La familia es el primer agente socializador en la vida de un niño, y representa el ambiente en el que se dan los primeros pasos del aprendizaje sobre los que reposará su personalidad. El papel y trato de esta será decisivo para que cada niño pueda participar de forma activa y autónoma en la sociedad.
Según el legado de la pedagoga italiana, Maria Montessori, el principal objetivo del niño en sus primeros años es conquistar su independencia. Ella divide el concepto de independencia en tres subtipos. La primera es la independencia física y biológica, con la que se adquieren capacidades como caminar, moverse, comer y vestirse de forma autónoma. La segunda es la independencia intelectual, en esta etapa se alcanza la capacidad para pensar y razonar por sí mismo. La última es la independencia social y emocional, con la que aprende a desenvolverse en la sociedad. Se alcanza plenamente entre los 12 y los 18 años, aunque se inicia antes
La independencia social y emocional consiste, entre otras cosas, en aprender a comunicar las emociones y resolver desavenencias con el entorno. Son capacidades complejas que están en constante evolución a lo largo de la vida. Por ello, en las primeras etapas, un buen acompañamiento del adulto es sustancial, especialmente en la resolución de conflictos.
Cuando surgen peleas entre niños el adulto tiende a intervenir queriendo, inconscientemente, imponer una solución rápida al conflicto. Lo que el niño interpreta como una falta de confianza en él y se traduce, a la larga, en dificultades para poner en práctica sus propias herramientas resolutivas.
Cuando se interviene directamente se les está quitando la oportunidad de aprender a resolver con sus propios recursos y criterios. Según la Doctora Montessori, toda ayuda innecesaria es un obstáculo para el aprendizaje por lo que la situación sería la misma que para otra tarea como calzarse o vestirse.
¿Cómo intervenir y cuando?
Si el conflicto está generando mucha tensión y parece que no consiguen salir, está bien acercarse y sugerir con calma que la mejor forma de resolver los problemas es con las palabras, así como transmitir confianza en su capacidad para hacerlo. Se sabe que mostrar confianza en sus capacidades afecta positivamente a su autoestima.
Si el conflicto llegara a las manos, intervenir es una buena idea. De forma serena y respetuosa se recuerda que, aunque se esté muy enfadado, es mejor resolver los conflictos hablando.

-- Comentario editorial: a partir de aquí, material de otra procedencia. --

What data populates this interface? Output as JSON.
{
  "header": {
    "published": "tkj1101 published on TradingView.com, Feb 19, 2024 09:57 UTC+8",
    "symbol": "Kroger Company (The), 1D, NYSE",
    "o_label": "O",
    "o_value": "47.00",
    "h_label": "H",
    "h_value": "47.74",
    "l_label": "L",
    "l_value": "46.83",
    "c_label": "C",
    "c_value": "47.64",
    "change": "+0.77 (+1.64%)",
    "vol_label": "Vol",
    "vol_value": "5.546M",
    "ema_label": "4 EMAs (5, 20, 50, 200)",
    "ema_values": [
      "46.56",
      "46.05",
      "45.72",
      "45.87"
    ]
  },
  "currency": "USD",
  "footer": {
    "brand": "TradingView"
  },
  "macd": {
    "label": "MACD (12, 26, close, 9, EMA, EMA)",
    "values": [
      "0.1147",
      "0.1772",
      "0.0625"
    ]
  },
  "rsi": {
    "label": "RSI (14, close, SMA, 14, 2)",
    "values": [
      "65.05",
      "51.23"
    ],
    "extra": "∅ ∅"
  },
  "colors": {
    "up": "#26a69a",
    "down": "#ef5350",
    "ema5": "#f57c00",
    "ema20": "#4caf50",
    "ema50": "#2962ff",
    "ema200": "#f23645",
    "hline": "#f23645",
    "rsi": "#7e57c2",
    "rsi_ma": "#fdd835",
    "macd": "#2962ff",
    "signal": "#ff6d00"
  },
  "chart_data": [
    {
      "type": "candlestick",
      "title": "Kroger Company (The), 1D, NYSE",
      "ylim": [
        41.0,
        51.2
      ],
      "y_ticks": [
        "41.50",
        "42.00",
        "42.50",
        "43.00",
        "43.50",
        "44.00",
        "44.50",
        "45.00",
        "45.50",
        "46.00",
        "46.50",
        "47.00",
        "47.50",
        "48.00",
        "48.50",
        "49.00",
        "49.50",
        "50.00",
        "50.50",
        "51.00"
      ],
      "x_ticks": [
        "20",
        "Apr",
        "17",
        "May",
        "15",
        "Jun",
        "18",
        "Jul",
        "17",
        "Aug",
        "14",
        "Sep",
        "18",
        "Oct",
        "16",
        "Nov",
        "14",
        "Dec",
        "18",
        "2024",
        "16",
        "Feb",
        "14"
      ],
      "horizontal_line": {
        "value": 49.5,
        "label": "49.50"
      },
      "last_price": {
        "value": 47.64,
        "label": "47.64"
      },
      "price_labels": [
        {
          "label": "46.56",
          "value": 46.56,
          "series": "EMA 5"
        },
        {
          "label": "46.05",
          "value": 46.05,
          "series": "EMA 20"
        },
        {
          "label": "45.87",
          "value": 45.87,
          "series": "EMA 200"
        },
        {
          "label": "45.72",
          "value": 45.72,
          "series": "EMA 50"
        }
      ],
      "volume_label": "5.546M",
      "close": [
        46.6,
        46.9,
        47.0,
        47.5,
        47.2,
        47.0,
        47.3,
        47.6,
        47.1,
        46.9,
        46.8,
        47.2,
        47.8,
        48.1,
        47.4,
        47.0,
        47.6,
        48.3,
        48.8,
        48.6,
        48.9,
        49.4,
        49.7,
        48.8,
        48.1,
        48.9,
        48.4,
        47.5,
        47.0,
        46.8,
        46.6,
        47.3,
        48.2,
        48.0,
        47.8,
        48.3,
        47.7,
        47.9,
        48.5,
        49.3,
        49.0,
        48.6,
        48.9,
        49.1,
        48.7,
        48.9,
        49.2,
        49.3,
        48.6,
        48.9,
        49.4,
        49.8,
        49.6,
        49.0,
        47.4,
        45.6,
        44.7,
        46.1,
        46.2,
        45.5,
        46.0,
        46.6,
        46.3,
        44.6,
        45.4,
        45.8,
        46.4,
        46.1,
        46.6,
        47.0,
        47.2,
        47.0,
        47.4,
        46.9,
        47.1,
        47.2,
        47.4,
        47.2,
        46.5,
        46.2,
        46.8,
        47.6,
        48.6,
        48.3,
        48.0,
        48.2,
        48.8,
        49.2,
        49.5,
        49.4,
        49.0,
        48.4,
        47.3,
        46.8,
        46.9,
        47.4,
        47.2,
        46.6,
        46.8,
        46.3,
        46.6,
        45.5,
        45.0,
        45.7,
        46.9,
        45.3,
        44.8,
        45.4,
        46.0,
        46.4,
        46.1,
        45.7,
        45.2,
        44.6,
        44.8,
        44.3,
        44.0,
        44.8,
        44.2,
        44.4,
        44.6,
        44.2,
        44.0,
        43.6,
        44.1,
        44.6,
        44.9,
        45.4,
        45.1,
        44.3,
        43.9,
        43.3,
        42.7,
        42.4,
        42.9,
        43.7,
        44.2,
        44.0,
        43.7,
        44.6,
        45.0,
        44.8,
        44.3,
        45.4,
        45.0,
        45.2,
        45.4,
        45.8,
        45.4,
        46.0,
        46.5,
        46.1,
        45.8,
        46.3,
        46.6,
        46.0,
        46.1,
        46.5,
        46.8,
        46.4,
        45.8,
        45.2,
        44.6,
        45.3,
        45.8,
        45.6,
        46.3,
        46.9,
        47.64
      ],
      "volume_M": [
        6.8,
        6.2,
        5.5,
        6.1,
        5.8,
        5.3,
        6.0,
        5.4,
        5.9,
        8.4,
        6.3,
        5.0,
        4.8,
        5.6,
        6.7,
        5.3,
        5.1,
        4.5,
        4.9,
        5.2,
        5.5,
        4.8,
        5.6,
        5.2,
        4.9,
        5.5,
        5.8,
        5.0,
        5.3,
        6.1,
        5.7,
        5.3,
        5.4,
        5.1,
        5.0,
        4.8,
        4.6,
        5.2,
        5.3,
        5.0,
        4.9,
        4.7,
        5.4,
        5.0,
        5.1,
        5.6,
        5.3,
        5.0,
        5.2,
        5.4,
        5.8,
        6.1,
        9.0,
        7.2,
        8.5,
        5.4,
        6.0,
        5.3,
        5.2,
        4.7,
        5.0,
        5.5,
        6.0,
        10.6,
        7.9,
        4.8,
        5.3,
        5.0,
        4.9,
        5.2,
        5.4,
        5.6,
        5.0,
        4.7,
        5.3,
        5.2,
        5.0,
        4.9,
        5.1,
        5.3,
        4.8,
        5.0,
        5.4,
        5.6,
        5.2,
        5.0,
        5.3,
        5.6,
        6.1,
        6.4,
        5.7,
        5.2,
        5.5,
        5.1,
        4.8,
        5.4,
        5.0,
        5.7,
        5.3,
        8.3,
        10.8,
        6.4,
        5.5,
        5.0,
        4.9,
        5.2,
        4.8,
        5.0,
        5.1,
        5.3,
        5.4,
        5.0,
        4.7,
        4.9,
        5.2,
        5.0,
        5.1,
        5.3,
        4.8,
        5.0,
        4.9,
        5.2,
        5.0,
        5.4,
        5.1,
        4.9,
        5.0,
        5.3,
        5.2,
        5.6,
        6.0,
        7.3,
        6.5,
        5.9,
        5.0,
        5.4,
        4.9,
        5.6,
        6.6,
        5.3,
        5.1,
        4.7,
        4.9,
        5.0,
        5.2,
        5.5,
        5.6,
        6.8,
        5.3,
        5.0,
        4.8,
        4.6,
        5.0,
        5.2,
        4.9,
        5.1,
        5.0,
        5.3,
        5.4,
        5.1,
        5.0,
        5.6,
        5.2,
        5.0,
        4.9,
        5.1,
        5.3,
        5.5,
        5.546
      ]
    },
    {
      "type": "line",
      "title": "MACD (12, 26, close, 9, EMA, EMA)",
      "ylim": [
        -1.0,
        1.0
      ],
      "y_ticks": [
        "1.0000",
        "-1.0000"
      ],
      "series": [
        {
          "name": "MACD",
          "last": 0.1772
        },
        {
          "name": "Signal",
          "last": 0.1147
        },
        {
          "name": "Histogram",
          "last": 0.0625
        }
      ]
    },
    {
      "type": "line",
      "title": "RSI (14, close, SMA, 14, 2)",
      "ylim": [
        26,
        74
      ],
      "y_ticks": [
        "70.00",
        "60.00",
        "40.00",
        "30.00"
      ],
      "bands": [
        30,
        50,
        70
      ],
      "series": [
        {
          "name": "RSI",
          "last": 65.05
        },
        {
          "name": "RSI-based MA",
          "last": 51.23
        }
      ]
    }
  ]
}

La función del adulto aquí será crear un espacio en el que puedan resolver el problema, desde el amor y la escucha, con sus propios recursos. A ser posible lo ideal es sentados y que puedan mirarse y tocarse en cualquier momento.
Es importante a partir de aquí dejar que se expresen, animar a que exterioricen sus emociones, recordarles que es importante que respeten los turnos de palabra, así como evitar a toda costa imponer una solución al problema.
De esta manera, se demuestra que se confía en ello y se permite que aprendan de manera orgánica a relacionarse, a comunicar y a solucionar sus propios conflictos.
Según la edad que tengan, se recomienda adaptar estas directrices a su capacidad de compresión y gestión de emociones, especialmente con el vocabulario, los ejemplos y el tono que se usa.
A corto plazo, mejorará el ambiente y la convivencia en casa o en el aula. A largo plazo, los niños y niñas se desarrollarán como adultos empáticos y con capacidad para gestionar sus emociones, lo que repercutirá en relaciones personales, familiares y laborales más sanas y felices.